When Mpumi Nobiva lost her dear mother to AIDS at the tender age of nine, she knew what heavy weight her feeble shoulders would be made to bear, though her heart ached, she kept faith and hoped for the best. She was left in the care of her grandmother, a domestic worker who struggled earnestly to make ends meet.
Despite the huge pressure and adversities she faced, Mpumi remained strong and fought to secure the life she envisioned. She knew how much her story would strengthen the hearts of many who face similar challenges, so she braced herself and faced life with audacity and hope; determined to tell her story whenever the opportunity presented itself.
Mpumi’s opportunity came four years later, when she was accepted to the inaugural class of the Oprah Winfrey Leadership Academy for Girls which opened in 2007 in Johannesburg, an opportunity which eventually carved out the track upon which the African eaglet thrives today.
“Mom Oprah has taught me how to stay rooted as a person and has exposed me to so many opportunities for which I am eternally grateful,” Mpumi says. “You can imagine the impact of the girls with the insight that’s passed onto them, going out into the universe.”
She remembers how she was faced with loads of school work each day and encouraged to hone her public speaking skills. The days of hard work eventually paid off when she graduated top of her class in 2012. A feat which didn’t appear a surprise to Mpumi’s fans.
The young change maker has now proceeded to Johnson C. Smith University in west Charlotte, where she majors in interdisciplinary studies and works to actualize her creative ideas.
Prior to her academic sojourn, Mpumi (whose name means “success” in Zulu) was involved with a local non-profit social enterprise, Relate Bracelets. The group uses a simple concept to make lasting impact. The proceeds from the sale of small beaded bracelets, go towards youth and enterprise development initiatives; creating employment for more than 300 people, and to 65 South African causes.
The bracelets are strung together by seniors in Cape Town’s informal settlements, who are looking after their grandchildren and other children orphaned by HIV Aids and other circumstances. The seniors earn an income from threading long strands of beads and enjoy one another’s company.
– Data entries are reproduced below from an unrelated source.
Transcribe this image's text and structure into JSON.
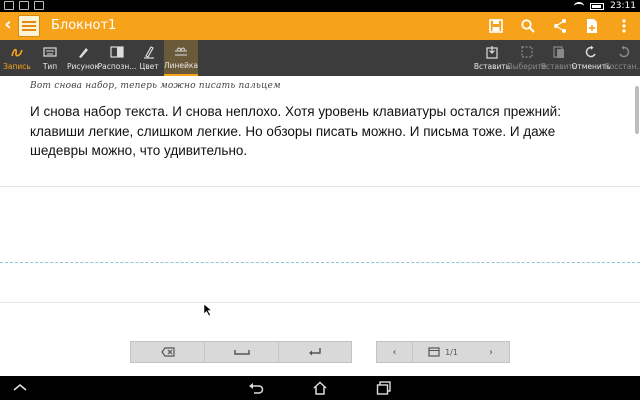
{
  "status_bar": {
    "time": "23:11"
  },
  "title_bar": {
    "title": "Блокнот1"
  },
  "toolbar": {
    "left_tools": [
      {
        "label": "Запись"
      },
      {
        "label": "Тип"
      },
      {
        "label": "Рисунок"
      },
      {
        "label": "Распозн..."
      },
      {
        "label": "Цвет"
      },
      {
        "label": "Линейка"
      }
    ],
    "right_tools": [
      {
        "label": "Вставить"
      },
      {
        "label": "Выберите"
      },
      {
        "label": "Вставить"
      },
      {
        "label": "Отменить"
      },
      {
        "label": "Восстан..."
      }
    ]
  },
  "document": {
    "handwriting": "Вот снова набор, теперь можно писать пальцем",
    "paragraph": "И снова набор текста. И снова неплохо. Хотя уровень клавиатуры остался прежний: клавиши легкие, слишком легкие. Но обзоры писать можно. И письма тоже. И даже шедевры можно, что удивительно."
  },
  "pager": {
    "page": "1/1"
  },
  "colors": {
    "accent": "#f7a21b",
    "toolbar": "#3c3c3c"
  }
}
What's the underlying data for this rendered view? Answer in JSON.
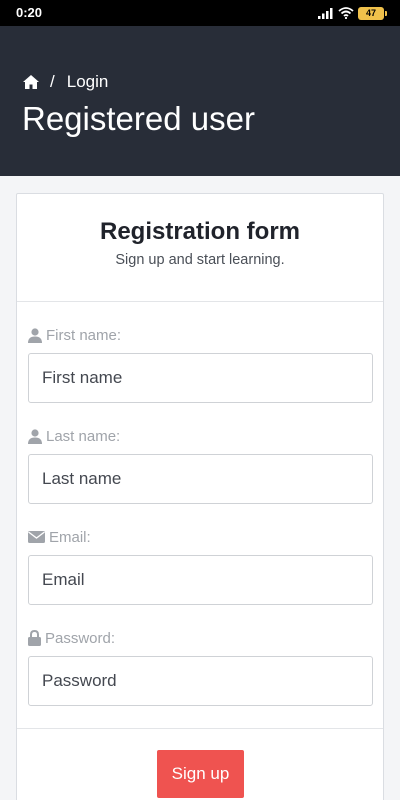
{
  "status_bar": {
    "time": "0:20",
    "battery": "47"
  },
  "breadcrumb": {
    "home_icon": "home-icon",
    "separator": "/",
    "current": "Login"
  },
  "page": {
    "title": "Registered user"
  },
  "form": {
    "title": "Registration form",
    "subtitle": "Sign up and start learning.",
    "fields": [
      {
        "icon": "user-icon",
        "label": "First name:",
        "placeholder": "First name",
        "value": ""
      },
      {
        "icon": "user-icon",
        "label": "Last name:",
        "placeholder": "Last name",
        "value": ""
      },
      {
        "icon": "envelope-icon",
        "label": "Email:",
        "placeholder": "Email",
        "value": ""
      },
      {
        "icon": "lock-icon",
        "label": "Password:",
        "placeholder": "Password",
        "value": ""
      }
    ],
    "submit_label": "Sign up"
  },
  "colors": {
    "header_bg": "#282d38",
    "primary_button": "#ef5350",
    "page_bg": "#f4f5f7",
    "label_gray": "#a0a4aa"
  }
}
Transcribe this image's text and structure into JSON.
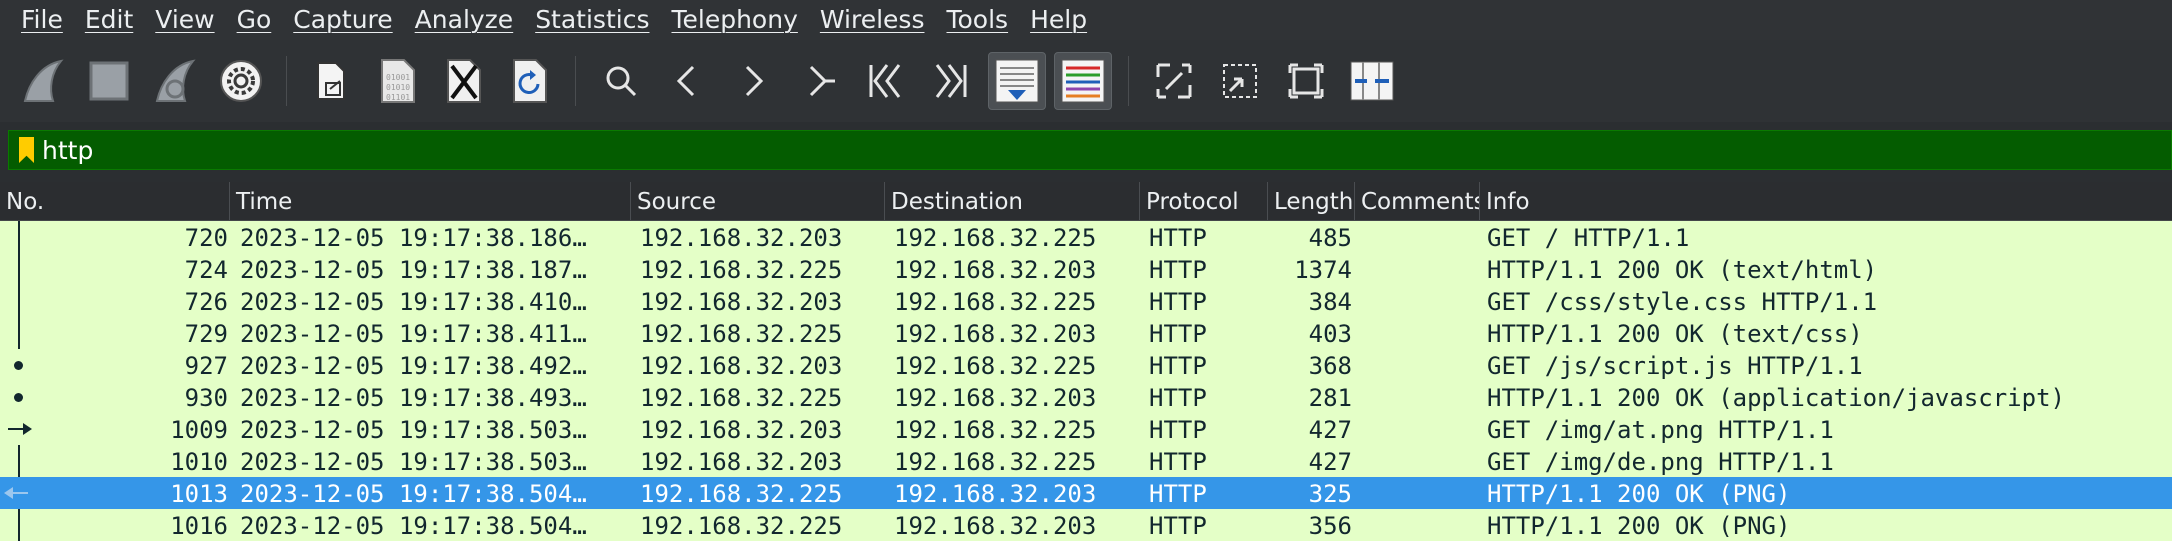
{
  "menu": [
    "File",
    "Edit",
    "View",
    "Go",
    "Capture",
    "Analyze",
    "Statistics",
    "Telephony",
    "Wireless",
    "Tools",
    "Help"
  ],
  "toolbar": {
    "start_capture": "shark-fin-start-icon",
    "stop_capture": "stop-square-icon",
    "restart_capture": "shark-fin-restart-icon",
    "capture_options": "gear-icon",
    "open_file": "open-file-icon",
    "save_file": "save-binary-file-icon",
    "close_file": "close-file-icon",
    "reload_file": "reload-file-icon",
    "find_packet": "search-icon",
    "go_back": "chevron-left-icon",
    "go_forward": "chevron-right-icon",
    "go_to_packet": "go-to-packet-icon",
    "go_first": "first-packet-icon",
    "go_last": "last-packet-icon",
    "autoscroll": "autoscroll-icon",
    "colorize": "colorize-icon",
    "zoom_in": "zoom-in-icon",
    "zoom_out": "zoom-out-icon",
    "normal_size": "normal-size-icon",
    "resize_columns": "resize-columns-icon"
  },
  "filter": {
    "value": "http",
    "bookmark_icon": "bookmark-icon",
    "bg_color": "#045c00"
  },
  "columns": [
    "No.",
    "Time",
    "Source",
    "Destination",
    "Protocol",
    "Length",
    "Comments",
    "Info"
  ],
  "rows": [
    {
      "no": "720",
      "time": "2023-12-05 19:17:38.186…",
      "src": "192.168.32.203",
      "dst": "192.168.32.225",
      "proto": "HTTP",
      "len": "485",
      "comments": "",
      "info": "GET / HTTP/1.1",
      "rel": "line"
    },
    {
      "no": "724",
      "time": "2023-12-05 19:17:38.187…",
      "src": "192.168.32.225",
      "dst": "192.168.32.203",
      "proto": "HTTP",
      "len": "1374",
      "comments": "",
      "info": "HTTP/1.1 200 OK  (text/html)",
      "rel": "line"
    },
    {
      "no": "726",
      "time": "2023-12-05 19:17:38.410…",
      "src": "192.168.32.203",
      "dst": "192.168.32.225",
      "proto": "HTTP",
      "len": "384",
      "comments": "",
      "info": "GET /css/style.css HTTP/1.1",
      "rel": "line"
    },
    {
      "no": "729",
      "time": "2023-12-05 19:17:38.411…",
      "src": "192.168.32.225",
      "dst": "192.168.32.203",
      "proto": "HTTP",
      "len": "403",
      "comments": "",
      "info": "HTTP/1.1 200 OK  (text/css)",
      "rel": "line"
    },
    {
      "no": "927",
      "time": "2023-12-05 19:17:38.492…",
      "src": "192.168.32.203",
      "dst": "192.168.32.225",
      "proto": "HTTP",
      "len": "368",
      "comments": "",
      "info": "GET /js/script.js HTTP/1.1",
      "rel": "dot"
    },
    {
      "no": "930",
      "time": "2023-12-05 19:17:38.493…",
      "src": "192.168.32.225",
      "dst": "192.168.32.203",
      "proto": "HTTP",
      "len": "281",
      "comments": "",
      "info": "HTTP/1.1 200 OK  (application/javascript)",
      "rel": "dot"
    },
    {
      "no": "1009",
      "time": "2023-12-05 19:17:38.503…",
      "src": "192.168.32.203",
      "dst": "192.168.32.225",
      "proto": "HTTP",
      "len": "427",
      "comments": "",
      "info": "GET /img/at.png HTTP/1.1",
      "rel": "arrow"
    },
    {
      "no": "1010",
      "time": "2023-12-05 19:17:38.503…",
      "src": "192.168.32.203",
      "dst": "192.168.32.225",
      "proto": "HTTP",
      "len": "427",
      "comments": "",
      "info": "GET /img/de.png HTTP/1.1",
      "rel": "line"
    },
    {
      "no": "1013",
      "time": "2023-12-05 19:17:38.504…",
      "src": "192.168.32.225",
      "dst": "192.168.32.203",
      "proto": "HTTP",
      "len": "325",
      "comments": "",
      "info": "HTTP/1.1 200 OK  (PNG)",
      "rel": "back",
      "selected": true
    },
    {
      "no": "1016",
      "time": "2023-12-05 19:17:38.504…",
      "src": "192.168.32.225",
      "dst": "192.168.32.203",
      "proto": "HTTP",
      "len": "356",
      "comments": "",
      "info": "HTTP/1.1 200 OK  (PNG)",
      "rel": "line"
    }
  ],
  "colors": {
    "row_bg": "#e4ffc7",
    "selected_bg": "#3596e8",
    "text": "#12272e"
  }
}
Mpumi also has interests in politics and photography. She hopes to return to her community after her studies to create lasting change and help other girls reach their potentials.
“I could stay here in the States and be successful, make money for myself, but that would be failure,” she says. “I want to show other girls like me that you own your body, you own yourself, you own your own potential. If I can make a path for them, like one was made for me, how powerful would that be?”
Beaten but not defeated, the African princess is focused on her calling; brightening her corner and making impact.